The man arched his back, a grimace of pain contorting his features. Ice rimed the man’s open mouth. The cudgel splashed and then the man did, falling face down into the surf.

Sebastian felt like doing the same.

“Sebastian Vaas,” said a woman’s voice, cool and amused. “I’ve missed you.”

The world was spinning madly but Sebastian saw a slender form, a curved silver blade, and red hair that glowed like dying embers. The woman stood beside him but at a careful distance.

“Jude Gracus,” she said. “We met on Isle Kabak.”

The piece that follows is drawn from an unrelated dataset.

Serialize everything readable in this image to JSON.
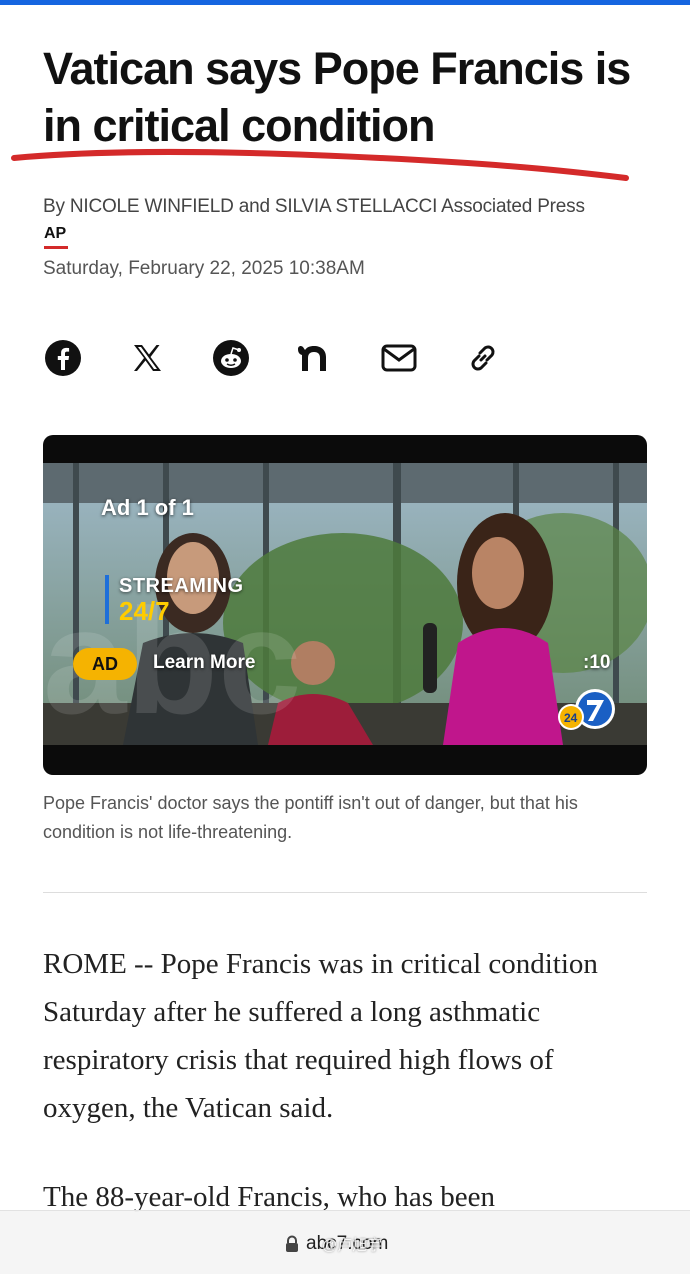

“I know who you are,” Sebastian muttered dully. He swayed on his feet. The boats were escaping; small shadows gliding toward the larger Bazira frigate. Only one skiff remained ashore, manned by six men, all Bazira.

“My lord, the Vicar, was right,” Jude said. “The weakness in you…I can smell it like the blood you bleed for Selena Koren. It was her head you were supposed to give me. Instead, you nearly lost yours.” She made a tsking sound with her teeth. “Not the stuff of ballads, Bloody Bastian.

His knees wanted to buckle and he let them. The water came up to his waist, swirling darkly about him.